You can start our app just like you’d run any other python script, this is all you need to start it

> ~/github_blog/pawelmhm.github.io/_code$ python site.py 
[15/Feb/2015:19:51:31] ENGINE Listening for SIGHUP.
[15/Feb/2015:19:51:31] ENGINE Listening for SIGTERM.
[15/Feb/2015:19:51:31] ENGINE Listening for SIGUSR1.
[15/Feb/2015:19:51:31] ENGINE Bus STARTING
[15/Feb/2015:19:51:31] ENGINE Started monitor thread 'Autoreloader'.
[15/Feb/2015:19:51:31] ENGINE Started monitor thread '_TimeoutMonitor'.
[15/Feb/2015:19:51:31] ENGINE Serving on http://127.0.0.1:8080
[15/Feb/2015:19:51:31] ENGINE Bus STARTED

Finally let’s add some JavaScript

Now that our server is listening for connections we can add some client site code. We need a way to update index.html page with results of our crawl. How a browser is going to get results that are up to date? We don’t want to just click refresh, our app has to be realtime. Users don’t like to click refresh, they can forget about clicking refresh and loose some crucial content. One solution would be websockets, other easier solution would involve using JavaScript setTimeout and just repeatingly calling our server /update endpoint.
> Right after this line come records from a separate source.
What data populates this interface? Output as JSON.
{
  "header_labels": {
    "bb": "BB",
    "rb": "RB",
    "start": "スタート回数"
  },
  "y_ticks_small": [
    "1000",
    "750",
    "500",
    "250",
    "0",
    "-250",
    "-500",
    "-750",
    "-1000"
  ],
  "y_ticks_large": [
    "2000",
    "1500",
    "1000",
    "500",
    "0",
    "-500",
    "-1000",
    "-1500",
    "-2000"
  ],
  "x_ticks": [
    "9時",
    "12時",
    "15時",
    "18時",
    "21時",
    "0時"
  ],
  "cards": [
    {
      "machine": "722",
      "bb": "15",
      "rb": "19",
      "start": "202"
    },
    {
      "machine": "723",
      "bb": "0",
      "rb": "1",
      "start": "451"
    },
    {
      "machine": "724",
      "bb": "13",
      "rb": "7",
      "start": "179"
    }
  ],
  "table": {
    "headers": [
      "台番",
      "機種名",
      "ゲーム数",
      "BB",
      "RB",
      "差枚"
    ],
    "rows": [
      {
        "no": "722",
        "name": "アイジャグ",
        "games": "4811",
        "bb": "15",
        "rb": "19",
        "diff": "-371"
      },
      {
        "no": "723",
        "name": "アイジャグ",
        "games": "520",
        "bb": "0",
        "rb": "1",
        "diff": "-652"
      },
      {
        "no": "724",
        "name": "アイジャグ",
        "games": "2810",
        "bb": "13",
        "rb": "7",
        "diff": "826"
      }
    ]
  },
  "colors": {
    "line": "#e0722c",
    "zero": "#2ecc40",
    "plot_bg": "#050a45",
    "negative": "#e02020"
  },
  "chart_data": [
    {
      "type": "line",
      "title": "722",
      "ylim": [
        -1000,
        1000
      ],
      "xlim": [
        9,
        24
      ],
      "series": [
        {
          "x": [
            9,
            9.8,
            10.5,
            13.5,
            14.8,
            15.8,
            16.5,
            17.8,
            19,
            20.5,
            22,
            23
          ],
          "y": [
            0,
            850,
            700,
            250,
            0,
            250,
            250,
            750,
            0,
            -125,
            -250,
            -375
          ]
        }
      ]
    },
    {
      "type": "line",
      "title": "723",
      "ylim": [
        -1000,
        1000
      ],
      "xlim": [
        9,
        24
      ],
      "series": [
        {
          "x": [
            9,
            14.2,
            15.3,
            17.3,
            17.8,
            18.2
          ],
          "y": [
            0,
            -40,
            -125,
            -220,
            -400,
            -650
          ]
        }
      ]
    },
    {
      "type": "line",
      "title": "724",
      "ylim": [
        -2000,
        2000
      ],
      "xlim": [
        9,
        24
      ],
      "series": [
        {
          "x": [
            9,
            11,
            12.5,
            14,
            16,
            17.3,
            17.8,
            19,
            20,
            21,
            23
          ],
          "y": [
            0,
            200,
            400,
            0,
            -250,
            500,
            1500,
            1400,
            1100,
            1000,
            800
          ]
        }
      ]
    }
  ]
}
Our client-side code will send ajax GET request to /update endpoint with timestamp as sole parameter. When the page first loads timestamp will be set to zero and script will fetch all results from database. After fetching results it will append them to DOM and add ‘modified’ attribute to div. In subsequent calls it will take value of ‘modified’ attribute and use it to query server. So our JS should essentialy say something like: “hey, server, give me all results fetched after I last updated DOM”. If server doesn’t have anything it will respond with blank answer and script will do nothing, if there are some new questions fetched by our celery stack scraper it will append them to DOM, and refresh ‘modified’ atribute.
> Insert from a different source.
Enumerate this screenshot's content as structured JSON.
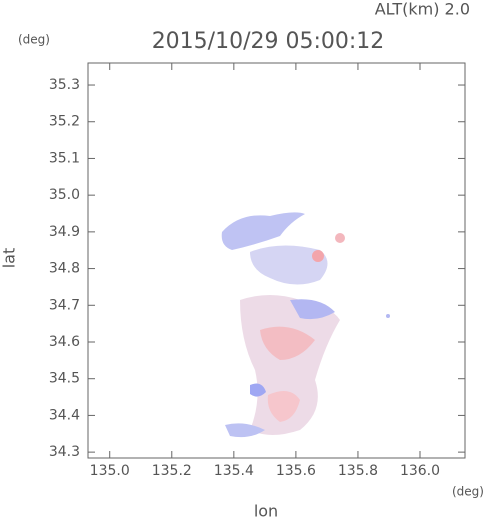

Polling part will look like this:

function doPoll() {
    $.ajax({
        url: "update",
        data: {
            "timestamp": parseInt($('#realtime').attr("modified") / 1000) || 0
        }
    }).done(function (data) {
        append_to_dom(data);
    }).always(function () {
        setTimeout(doPoll, 5000);
    })
}

We’ll use jQuery always so that the code will set timeouts even in case of failures.

Part appending to DOM is rather typical, you could use some js templates, like Mustache to make code cleaner and more readable, generating DOM from string is probably bad practice but we’ll do this here for the sake of simplicity.

Full JavaScript code:

// realtime.js
"use strict";

function append_to_dom(data) {
    var data = JSON.parse(data)
    if (data.length == 0) {
        return
    }
    var blocks = data.map(function (question) {
        var block = "<div class='row'><div><span><a href='" + question.link;
        block += "'>" + question.title + "</span></a></div>";
        block += "<div><small>" + question.author + " "
        block += question.fetched + "</small></div></div>";
        return block;
    });
    $("#realtime").prepend(blocks).hide().fadeIn();
    $("#realtime").attr("modified", Date.now());
}

function doPoll() {
    $.ajax({
        url: "update",
        data: {
            "timestamp": parseInt($('#realtime').attr("modified") / 1000) || 0
        }
    }).done(function (data) {
        append_to_dom(data);
    }).always(function () {
        setTimeout(doPoll, 5000);
    })
}


$(document).ready(function () {
    doPoll();
})

At this point it’s ready, you should start your celery scraper, launch python site, and you’ll see SO questions displayed.